Tangaraju Suppiah was executed in Singapore on Wednesday for his role in coordinating the delivery of one kilogram of cannabis, even though he was not found with the drugs. He was hanged, despite pleas for clemency from his family, activists, and the United Nations. Singapore has some of the world’s toughest anti-narcotics laws and insists that the death penalty remains an effective deterrent against trafficking. Last year, 11 people were hanged in the country, all on drug charges. Tangaraju Suppiah’s family received his body soon after he was executed.
Tangaraju Suppiah was convicted in 2017 of “abetting by engaging in a conspiracy to traffic” 1,017.9 grams of cannabis, twice the minimum volume required for a death sentence in Singapore. He was sentenced to death in 2018 with the Court of Appeal later upholding the decision. Tangaraju later appealed against his conviction and sentence, but it was dismissed in August 2019. Despite his family’s countless appeals for mercy, a Singapore court dismissed an application by Tangaraju’s family to have his case reviewed a day before he was set to be hanged. The judge agreed that he had been responsible for coordinating the delivery, making him ineligible for a more lenient sentence.
Several international bodies pointed to flaws in the case and urged Singapore authorities to give Tangaraju Suppiah a fair trial.

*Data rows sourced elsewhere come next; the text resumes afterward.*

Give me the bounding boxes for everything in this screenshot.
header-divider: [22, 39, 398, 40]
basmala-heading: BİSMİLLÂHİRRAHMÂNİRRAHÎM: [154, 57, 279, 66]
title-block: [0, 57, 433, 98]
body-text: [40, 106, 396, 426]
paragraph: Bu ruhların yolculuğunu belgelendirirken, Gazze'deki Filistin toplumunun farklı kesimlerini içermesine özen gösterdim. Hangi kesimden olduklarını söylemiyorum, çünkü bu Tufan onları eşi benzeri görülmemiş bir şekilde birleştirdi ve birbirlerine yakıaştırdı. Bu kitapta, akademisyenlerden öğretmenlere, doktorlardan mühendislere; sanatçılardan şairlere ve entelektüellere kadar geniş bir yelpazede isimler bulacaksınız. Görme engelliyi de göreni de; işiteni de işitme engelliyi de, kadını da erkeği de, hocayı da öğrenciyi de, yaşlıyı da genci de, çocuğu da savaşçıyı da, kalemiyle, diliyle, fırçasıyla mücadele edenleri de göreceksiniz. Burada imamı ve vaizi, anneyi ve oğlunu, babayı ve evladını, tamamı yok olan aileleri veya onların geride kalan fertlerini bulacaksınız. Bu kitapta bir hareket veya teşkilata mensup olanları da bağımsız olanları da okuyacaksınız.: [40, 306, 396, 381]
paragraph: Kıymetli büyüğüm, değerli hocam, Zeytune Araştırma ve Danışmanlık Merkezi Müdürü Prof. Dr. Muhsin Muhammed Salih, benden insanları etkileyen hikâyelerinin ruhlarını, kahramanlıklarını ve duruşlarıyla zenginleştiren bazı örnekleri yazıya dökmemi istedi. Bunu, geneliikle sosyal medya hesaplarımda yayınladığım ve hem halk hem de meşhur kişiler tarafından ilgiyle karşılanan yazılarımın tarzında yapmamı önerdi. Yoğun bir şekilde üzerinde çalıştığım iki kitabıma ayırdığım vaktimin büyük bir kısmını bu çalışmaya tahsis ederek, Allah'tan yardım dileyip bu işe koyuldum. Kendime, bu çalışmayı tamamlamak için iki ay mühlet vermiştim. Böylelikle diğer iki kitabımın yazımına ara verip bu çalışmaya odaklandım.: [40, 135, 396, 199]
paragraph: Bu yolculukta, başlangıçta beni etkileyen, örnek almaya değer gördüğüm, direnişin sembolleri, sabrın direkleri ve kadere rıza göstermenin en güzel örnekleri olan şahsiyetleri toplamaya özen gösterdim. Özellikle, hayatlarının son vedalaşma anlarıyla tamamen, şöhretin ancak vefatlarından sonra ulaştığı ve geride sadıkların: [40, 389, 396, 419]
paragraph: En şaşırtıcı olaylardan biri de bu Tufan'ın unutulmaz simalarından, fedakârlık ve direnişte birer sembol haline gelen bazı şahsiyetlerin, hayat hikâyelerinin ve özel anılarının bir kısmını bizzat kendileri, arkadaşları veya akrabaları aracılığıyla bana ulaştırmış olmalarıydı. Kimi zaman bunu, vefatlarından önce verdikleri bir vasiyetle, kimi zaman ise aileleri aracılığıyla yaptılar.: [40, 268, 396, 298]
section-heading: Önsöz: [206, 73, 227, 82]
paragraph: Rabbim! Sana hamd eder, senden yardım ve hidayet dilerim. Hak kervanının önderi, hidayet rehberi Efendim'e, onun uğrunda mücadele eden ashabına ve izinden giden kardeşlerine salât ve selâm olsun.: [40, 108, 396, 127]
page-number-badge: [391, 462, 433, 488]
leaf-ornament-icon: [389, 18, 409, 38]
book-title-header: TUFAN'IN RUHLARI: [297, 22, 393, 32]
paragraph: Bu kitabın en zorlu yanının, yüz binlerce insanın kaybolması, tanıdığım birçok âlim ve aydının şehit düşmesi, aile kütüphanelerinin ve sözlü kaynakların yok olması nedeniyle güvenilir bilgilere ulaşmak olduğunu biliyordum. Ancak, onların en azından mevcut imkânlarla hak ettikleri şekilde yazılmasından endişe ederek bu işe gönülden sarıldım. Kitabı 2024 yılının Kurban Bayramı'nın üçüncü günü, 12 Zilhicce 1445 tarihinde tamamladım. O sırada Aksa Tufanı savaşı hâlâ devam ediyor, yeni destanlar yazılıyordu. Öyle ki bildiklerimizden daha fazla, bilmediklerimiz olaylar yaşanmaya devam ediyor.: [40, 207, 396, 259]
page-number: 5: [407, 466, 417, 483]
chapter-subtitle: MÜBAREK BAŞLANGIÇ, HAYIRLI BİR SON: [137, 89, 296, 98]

Human Rights Watch deputy Asia director Phil Robertson said the evidence “was far from clear cut – since he never actually touched the marijuana in question, was questioned by police without a lawyer, and denied access to a Tamil interpreter when he asked for one.” Amnesty International Deputy Regional Director Ming Yu Hah said there were “many flaws” in the case and that the hanging showed “the staggering failure of Singapore’s stubborn embrace of the death penalty.”